What is the Horizontal Pod Autoscaler, and how does it decide when to scale?

6 minintermediatehorizontal-pod-autoscalerautoscalingscaling

Quick Answer

The Horizontal Pod Autoscaler (HPA) automatically adjusts the number of replicas in a Deployment/ReplicaSet/StatefulSet based on observed metrics (by default, average CPU or memory utilization across the Pods, but also custom or external metrics via the metrics APIs) compared against a target you configure. It periodically checks current metric values, computes the replica count needed to bring the metric back toward the target, and adjusts the controller's replica count accordingly — all without a human manually scaling anything.

Detailed Answer

Defining an HPA

apiVersion: autoscaling/v2
kind: HorizontalPodAutoscaler
metadata:
  name: web-hpa
spec:
  scaleTargetRef:
    apiVersion: apps/v1
    kind: Deployment
    name: web
  minReplicas: 2
  maxReplicas: 10
  metrics:
    - type: Resource
      resource:
        name: cpu
        target:
          type: Utilization
          averageUtilization: 60    # target: keep average CPU usage around 60% of requested CPU

This targets the web Deployment, and will scale its replica count between 2 and 10, aiming to keep average CPU utilization across all its Pods near 60% of each Pod's requested CPU (note: this is relative to the request, not the limit — which is exactly why setting sensible CPU requests, as covered in the requests/limits question, is a prerequisite for the HPA to make sensible decisions at all).

The basic algorithm

The HPA controller periodically (by default, every 15 seconds) queries the metrics API for the current average utilization across the target's Pods, and computes a desired replica count using roughly:

desiredReplicas = ceil(currentReplicas * (currentMetricValue / targetMetricValue))

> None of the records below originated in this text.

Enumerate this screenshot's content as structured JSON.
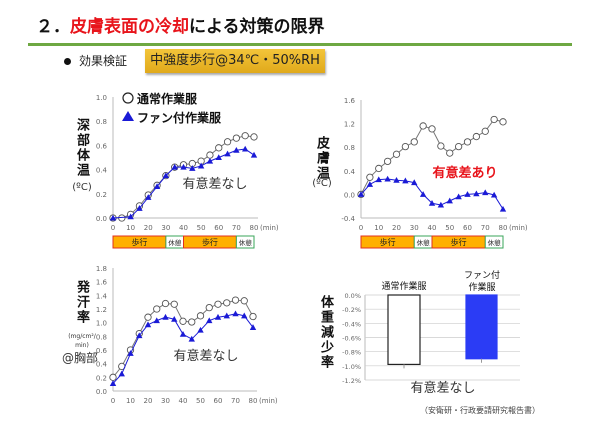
{
  "title": {
    "prefix": "２．",
    "highlight": "皮膚表面の冷却",
    "suffix": "による対策の限界"
  },
  "bullet": {
    "label": "効果検証",
    "condition": "中強度歩行@34℃・50%RH"
  },
  "colors": {
    "accent_red": "#e8141b",
    "rule_green": "#6ea842",
    "fan_series": "#1a1ad6",
    "fan_bar": "#2b3cf5",
    "walk_fill": "#ffb000",
    "walk_border": "#e03020",
    "rest_border": "#3aa55a"
  },
  "legend": {
    "normal": "通常作業服",
    "fan": "ファン付作業服"
  },
  "phases": [
    {
      "label": "歩行",
      "from": 0,
      "to": 30,
      "type": "walk"
    },
    {
      "label": "休憩",
      "from": 30,
      "to": 40,
      "type": "rest"
    },
    {
      "label": "歩行",
      "from": 40,
      "to": 70,
      "type": "walk"
    },
    {
      "label": "休憩",
      "from": 70,
      "to": 80,
      "type": "rest"
    }
  ],
  "source": "（安衛研・行政要請研究報告書）",
  "chart_data": [
    {
      "type": "line",
      "ylabel": "深部体温",
      "unit": "(ºC)",
      "xunit": "(min)",
      "note": "有意差なし",
      "x": [
        0,
        5,
        10,
        15,
        20,
        25,
        30,
        35,
        40,
        45,
        50,
        55,
        60,
        65,
        70,
        75,
        80
      ],
      "xticks": [
        0,
        10,
        20,
        30,
        40,
        50,
        60,
        70,
        80
      ],
      "ylim": [
        0,
        1.0
      ],
      "yticks": [
        "0.0",
        "0.2",
        "0.4",
        "0.6",
        "0.8",
        "1.0"
      ],
      "series": [
        {
          "name": "通常作業服",
          "values": [
            0,
            0,
            0.03,
            0.1,
            0.19,
            0.27,
            0.35,
            0.42,
            0.44,
            0.45,
            0.47,
            0.52,
            0.58,
            0.63,
            0.66,
            0.68,
            0.67
          ]
        },
        {
          "name": "ファン付作業服",
          "values": [
            0,
            null,
            0.01,
            0.08,
            0.17,
            0.26,
            0.35,
            0.42,
            0.42,
            0.41,
            0.43,
            0.47,
            0.5,
            0.53,
            0.56,
            0.57,
            0.52
          ]
        }
      ]
    },
    {
      "type": "line",
      "ylabel": "皮膚温",
      "unit": "(ºC)",
      "xunit": "(min)",
      "note": "有意差あり",
      "x": [
        0,
        5,
        10,
        15,
        20,
        25,
        30,
        35,
        40,
        45,
        50,
        55,
        60,
        65,
        70,
        75,
        80
      ],
      "xticks": [
        0,
        10,
        20,
        30,
        40,
        50,
        60,
        70,
        80
      ],
      "ylim": [
        -0.4,
        1.6
      ],
      "yticks": [
        "-0.4",
        "0.0",
        "0.4",
        "0.8",
        "1.2",
        "1.6"
      ],
      "series": [
        {
          "name": "通常作業服",
          "values": [
            0,
            0.29,
            0.44,
            0.56,
            0.68,
            0.81,
            0.89,
            1.16,
            1.11,
            0.82,
            0.7,
            0.81,
            0.89,
            0.98,
            1.07,
            1.27,
            1.23
          ]
        },
        {
          "name": "ファン付作業服",
          "values": [
            0,
            0.17,
            0.25,
            0.26,
            0.24,
            0.23,
            0.2,
            0.0,
            -0.15,
            -0.18,
            -0.11,
            -0.04,
            0.0,
            0.01,
            0.03,
            -0.01,
            -0.25
          ]
        }
      ]
    },
    {
      "type": "line",
      "ylabel": "発汗率",
      "unit": "(mg/cm²/min)",
      "site": "@胸部",
      "xunit": "(min)",
      "note": "有意差なし",
      "x": [
        0,
        5,
        10,
        15,
        20,
        25,
        30,
        35,
        40,
        45,
        50,
        55,
        60,
        65,
        70,
        75,
        80
      ],
      "xticks": [
        0,
        10,
        20,
        30,
        40,
        50,
        60,
        70,
        80
      ],
      "ylim": [
        0,
        1.8
      ],
      "yticks": [
        "0.0",
        "0.2",
        "0.4",
        "0.6",
        "0.8",
        "1.0",
        "1.2",
        "1.4",
        "1.6",
        "1.8"
      ],
      "series": [
        {
          "name": "通常作業服",
          "values": [
            0.2,
            0.36,
            0.6,
            0.84,
            1.08,
            1.2,
            1.28,
            1.27,
            1.02,
            1.01,
            1.1,
            1.22,
            1.27,
            1.29,
            1.33,
            1.32,
            1.09
          ]
        },
        {
          "name": "ファン付作業服",
          "values": [
            0.11,
            0.25,
            0.55,
            0.81,
            0.97,
            1.03,
            1.08,
            1.05,
            0.83,
            0.76,
            0.89,
            1.03,
            1.08,
            1.1,
            1.13,
            1.1,
            0.93
          ]
        }
      ]
    },
    {
      "type": "bar",
      "ylabel": "体重減少率",
      "note": "有意差なし",
      "categories": [
        "通常作業服",
        "ファン付作業服"
      ],
      "values": [
        -0.98,
        -0.9
      ],
      "ylim": [
        -1.2,
        0
      ],
      "yticks": [
        "0.0%",
        "-0.2%",
        "-0.4%",
        "-0.6%",
        "-0.8%",
        "-1.0%",
        "-1.2%"
      ]
    }
  ]
}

If current average CPU utilization is 90% against a 60% target, with 4 current replicas: ceil(4 * (90/60)) = 6 — the HPA scales up to 6 replicas, aiming to bring the average back down toward the target once load is spread across more Pods.

Requires the metrics-server (or another metrics API) to be running

The HPA doesn't collect metrics itself — it queries the Metrics API (typically served by the metrics-server add-on for basic CPU/memory metrics, or a custom/external metrics adapter, often backed by Prometheus, for anything beyond basic resource utilization). Without metrics-server (or an equivalent) installed and functioning in the cluster, an HPA configured for CPU/memory has no data to act on and won't scale at all — a common early "why isn't autoscaling working" gotcha for a newly-set-up cluster.

Scaling on custom and external metrics

metrics:
  - type: Pods
    pods:
      metric:
        name: requests_per_second
      target:
        type: AverageValue
        averageValue: "1000"

Beyond basic CPU/memory, the HPA (autoscaling/v2) supports scaling on custom application-level metrics (e.g., requests-per-second, queue depth) exposed through a custom metrics adapter, or external metrics from outside the cluster entirely (e.g., the depth of an external cloud message queue) — letting scaling decisions reflect the metric that actually matters most for that specific workload's real bottleneck, rather than being limited to CPU/memory alone.

Stabilization and avoiding "flapping"

The HPA includes built-in stabilization logic (configurable stabilization windows) to avoid rapidly scaling up and down in response to short-lived metric spikes — without this, a brief traffic blip could otherwise trigger a scale-up immediately followed by an equally hasty scale-down moments later, adding churn without real benefit.

Knowing that the HPA's CPU-based scaling target is relative to the Pod's requested CPU (not its limit, and not the node's total capacity) is a specific, easily-tested detail that separates surface familiarity from someone who's actually configured and tuned an HPA in practice.